BAB 43

3.2K 131 0
                                    

"Saya, tidak bisa menerima pertunangan ini," ucap Tibra.

Ke dua orang tuanya seketika menghentikan langkah. Mereka lalu menoleh ke arah Tibra. Terlihat jelas ke dua orang tuanya, tidak suka mendengar kata-kata yang keluar dari bibir Tibra.

"Tibra, !" Ucap ayah.

"Saya tidak bisa bersama Helena," ucap Tibra lagi, ia membalas tatapan sang ayah.

Sang ibu lalu mendekati Tibra, ia tidak ingin ada perdebatan antara Tibra dan suaminya,

"Nak, bukankah tadi kamu sendiri yang menyetujui itu, kenapa kamu tiba-tiba, merubah keputusan kamu," ucap ibu.

"Saya hanya tidak nyaman berkata tidak, kepada beliau," ucap Tibra lagi, ia memandang iris mata ibunya.

Ayah melangkah mendekati Tibra, "Tibra dengarkan ayah, jika kamu menikah dengan Helena, merupakan kebanggan tersendiri bagi ayah. Lihatlah, mereka pejabat tertinggi di negeri ini. Mereka menyukai kamu, mereka ingin kamu bagian dari mereka,".

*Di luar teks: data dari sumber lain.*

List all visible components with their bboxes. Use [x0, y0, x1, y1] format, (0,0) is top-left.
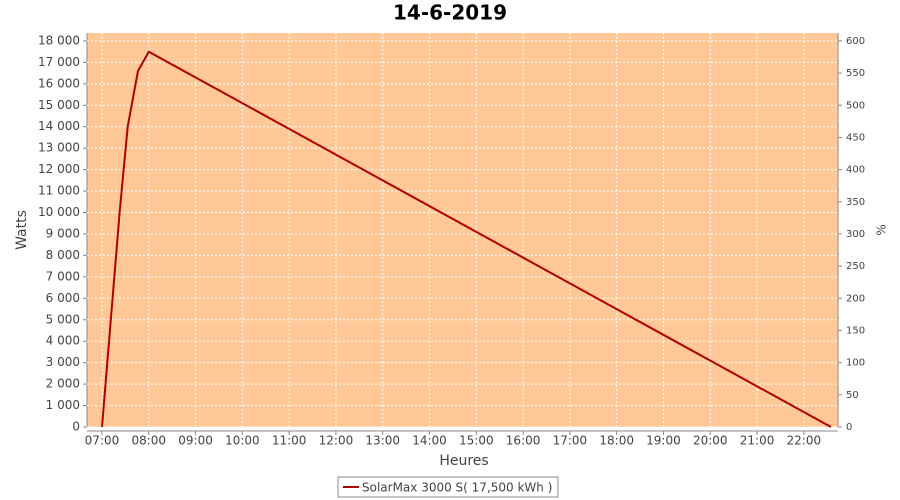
x-tick-label: 11:00: [272, 434, 307, 448]
y-tick-label: 12 000: [38, 162, 80, 176]
y2-tick-label: 300: [846, 229, 865, 240]
y-tick-label: 17 000: [38, 55, 80, 69]
y2-tick-label: 50: [846, 390, 859, 401]
y-tick-label: 10 000: [38, 205, 80, 219]
x-tick-label: 13:00: [365, 434, 400, 448]
y-tick-label: 1 000: [46, 398, 80, 412]
series-line: [101, 50, 832, 428]
x-axis-label: Heures: [439, 453, 488, 469]
y2-tick-label: 150: [846, 325, 865, 336]
x-tick-label: 21:00: [740, 434, 775, 448]
y-tick-label: 14 000: [38, 119, 80, 133]
y-tick-label: 15 000: [38, 98, 80, 112]
legend-label: SolarMax 3000 S( 17,500 kWh ): [362, 481, 552, 495]
y2-tick-label: 350: [846, 197, 865, 208]
y2-axis-label: %: [875, 224, 889, 235]
y-tick-label: 6 000: [46, 291, 80, 305]
y-tick-label: 2 000: [46, 377, 80, 391]
x-tick-label: 09:00: [178, 434, 213, 448]
y2-tick-label: 500: [846, 100, 865, 111]
y-tick-label: 11 000: [38, 184, 80, 198]
x-tick-label: 20:00: [693, 434, 728, 448]
y-tick-label: 3 000: [46, 355, 80, 369]
y2-tick-label: 450: [846, 132, 865, 143]
x-tick-label: 12:00: [319, 434, 354, 448]
y2-tick-label: 400: [846, 165, 865, 176]
y-tick-label: 7 000: [46, 269, 80, 283]
y2-tick-label: 600: [846, 36, 865, 47]
y-tick-label: 9 000: [46, 226, 80, 240]
x-tick-label: 07:00: [85, 434, 120, 448]
y-tick-label: 8 000: [46, 248, 80, 262]
legend: [337, 476, 559, 498]
y-tick-label: 4 000: [46, 334, 80, 348]
y2-tick-label: 550: [846, 68, 865, 79]
x-tick-label: 15:00: [459, 434, 494, 448]
y2-tick-label: 200: [846, 293, 865, 304]
x-tick-label: 17:00: [553, 434, 588, 448]
x-tick-label: 16:00: [506, 434, 541, 448]
x-tick-label: 14:00: [412, 434, 447, 448]
y-tick-label: 0: [72, 420, 80, 434]
y-tick-label: 18 000: [38, 33, 80, 47]
x-tick-label: 18:00: [599, 434, 634, 448]
y-axis-label: Watts: [14, 210, 30, 250]
x-tick-label: 22:00: [787, 434, 822, 448]
y2-tick-label: 0: [846, 422, 852, 433]
x-tick-label: 19:00: [646, 434, 681, 448]
x-tick-label: 08:00: [131, 434, 166, 448]
chart-title: 14-6-2019: [393, 1, 507, 25]
x-tick-label: 10:00: [225, 434, 260, 448]
y-tick-label: 16 000: [38, 76, 80, 90]
y-tick-label: 13 000: [38, 141, 80, 155]
y-tick-label: 5 000: [46, 312, 80, 326]
y2-tick-label: 100: [846, 358, 865, 369]
y2-tick-label: 250: [846, 261, 865, 272]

"Tapi saya tidak bisa ayah,"

"Ayah tidak akan merestui hubungan kamu, dengan wanita lain, selain Helena, ingat itu !," timpal ayah.

Tibra pernah berjanji tidak akan berkata kasar terhadap orang tuanya. Sepanjang makan malam tadi, ia hanya diam. Jujur ia hanya ingin makan malam itu segera berkahir.

Ia telah menduga ayahnya akan berkata seperti itu kepadanya. Ia hanya diam, dan tidak akan membantah. Sungguh ia tidak ingin menjadi anak yang durhaka.

"Nak dengar mama, lihat mama. Helena adalah satu-satunya wanita yang tidak pernah kamu sakiti hatinya. Apakah kamu tega menyakiti wanita sebaik Helena. Kamu pernah mengatakan kepada mama, bahwa Helena memiliki jiwa sosial yang tinggi, dewasa, dan dia teman yang baik. Kamu menyukainya juga, bukankah begitu pertemuan kalian. Mama menyukai wanita itu, begitu juga dangan ayah,"

Pernyataam ibunya memang benar adanya, Helena memang seperti itu. Itu hanya dari segi sudut pandangnya saja. Tapi tidak untuk hati dan perasaanya.

"Maaf, saya tidak bisa," ucap Tibra, ia memandang iris sang ibu, agar memohon pengertiaanya.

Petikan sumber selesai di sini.